Diese kurze Einwendungsfrist greift nach der Rechtsprechung dann nicht, wenn jemand absichtlich nicht erbrachte Leistungen verrechnet oder es sich um „verborgene Mängel“ handelt, die aus der Abrechnung nicht ersichtlich sind. Die Krankenversicherungsträger sind gemäß §§ 10 ff RöK ohnehin regelmäßig zur umfassenden und detaillierten Überprüfung verpflichtet. Dadurch werden in der Regel allfällige Verfehlungen der Vertragsärzte rechtzeitig entdeckt oder hätten diese zumindest erkannt werden können. Zudem sieht der Gesetzgeber eine schriftliche Kündigungsmöglichkeit durch den Krankenversicherungsträger vor, wobei diese zu begründen ist, sodass ohnehin eine rechtliche Handhabe gegen „beharrliche“ Verfehlungen des Vertragspartners bestehen.

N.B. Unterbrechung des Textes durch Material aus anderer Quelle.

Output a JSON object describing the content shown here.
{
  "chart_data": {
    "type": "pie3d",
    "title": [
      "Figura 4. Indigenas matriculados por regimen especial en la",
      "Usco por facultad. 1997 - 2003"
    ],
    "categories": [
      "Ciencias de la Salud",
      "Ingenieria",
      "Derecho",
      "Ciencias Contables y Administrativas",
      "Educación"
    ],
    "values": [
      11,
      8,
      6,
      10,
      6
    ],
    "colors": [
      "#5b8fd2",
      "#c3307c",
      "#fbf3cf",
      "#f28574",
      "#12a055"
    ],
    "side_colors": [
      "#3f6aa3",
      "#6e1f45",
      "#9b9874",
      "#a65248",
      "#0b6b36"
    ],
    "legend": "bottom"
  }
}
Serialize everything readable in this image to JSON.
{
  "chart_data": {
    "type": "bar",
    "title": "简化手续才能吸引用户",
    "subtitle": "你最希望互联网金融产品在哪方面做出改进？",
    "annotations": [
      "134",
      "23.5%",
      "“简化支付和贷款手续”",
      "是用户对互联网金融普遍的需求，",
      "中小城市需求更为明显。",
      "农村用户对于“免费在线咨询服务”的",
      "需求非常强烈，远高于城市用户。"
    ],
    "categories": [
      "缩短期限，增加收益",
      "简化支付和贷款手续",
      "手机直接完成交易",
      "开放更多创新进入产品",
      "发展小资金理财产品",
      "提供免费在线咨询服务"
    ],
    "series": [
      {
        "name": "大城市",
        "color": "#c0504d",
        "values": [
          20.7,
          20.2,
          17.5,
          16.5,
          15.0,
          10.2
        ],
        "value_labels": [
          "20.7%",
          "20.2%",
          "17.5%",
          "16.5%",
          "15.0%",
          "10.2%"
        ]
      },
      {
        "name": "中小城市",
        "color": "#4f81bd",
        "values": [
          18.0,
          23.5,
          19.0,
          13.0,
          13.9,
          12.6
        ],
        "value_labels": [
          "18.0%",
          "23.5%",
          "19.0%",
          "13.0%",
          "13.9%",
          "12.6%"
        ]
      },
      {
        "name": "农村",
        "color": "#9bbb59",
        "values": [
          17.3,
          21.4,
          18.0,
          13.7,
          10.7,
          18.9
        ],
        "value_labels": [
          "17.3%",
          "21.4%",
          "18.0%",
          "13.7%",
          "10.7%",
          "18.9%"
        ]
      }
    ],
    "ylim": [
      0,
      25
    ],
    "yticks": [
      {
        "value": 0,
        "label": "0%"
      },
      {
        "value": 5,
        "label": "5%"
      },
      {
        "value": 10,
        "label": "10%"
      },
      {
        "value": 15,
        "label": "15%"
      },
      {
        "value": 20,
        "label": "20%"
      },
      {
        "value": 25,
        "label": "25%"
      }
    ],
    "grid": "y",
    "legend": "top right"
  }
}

Substantiierte Einwendungen
Einwendungen gegen die Honorarabrechnungen müssen konkret, also ausreichend bestimmt sein und sind innerhalb von sechs, bzw. neun Monaten geltend zu machen. Nicht zulässig sind daher allgemeine Einwendungen oder solche, die pauschal erfolgen, sondern sie müssen ausreichend begründet und substantiiert sein. Die Beurteilung, ob diese Umstände dann tatsächlich vorliegen, erfolgt anhand des Einzelfalles. Unstrittig ist in Lehre und Rechtssprechung jedenfalls, dass pauschale, bloß „vorsorgliche“ Einwendungen für die Zukunft den Ablauf der Sechs-Monats- bzw. Neun-Monats-Frist nicht verhindern.
Die Rechtssprechung lässt allerdings zu, dass gleichartige Einwendungen gegen spätere Honorarabrechnungen nicht abermals im Schlichtungsausschuss vorbehandelt werden müssen, sondern direkt im laufenden Vorbehandlungsverfahren eingebracht oder, sofern das Verfahren bereits bei der paritätischen Schiedskommission ist, durch Ausdehnung einbezogen werden können.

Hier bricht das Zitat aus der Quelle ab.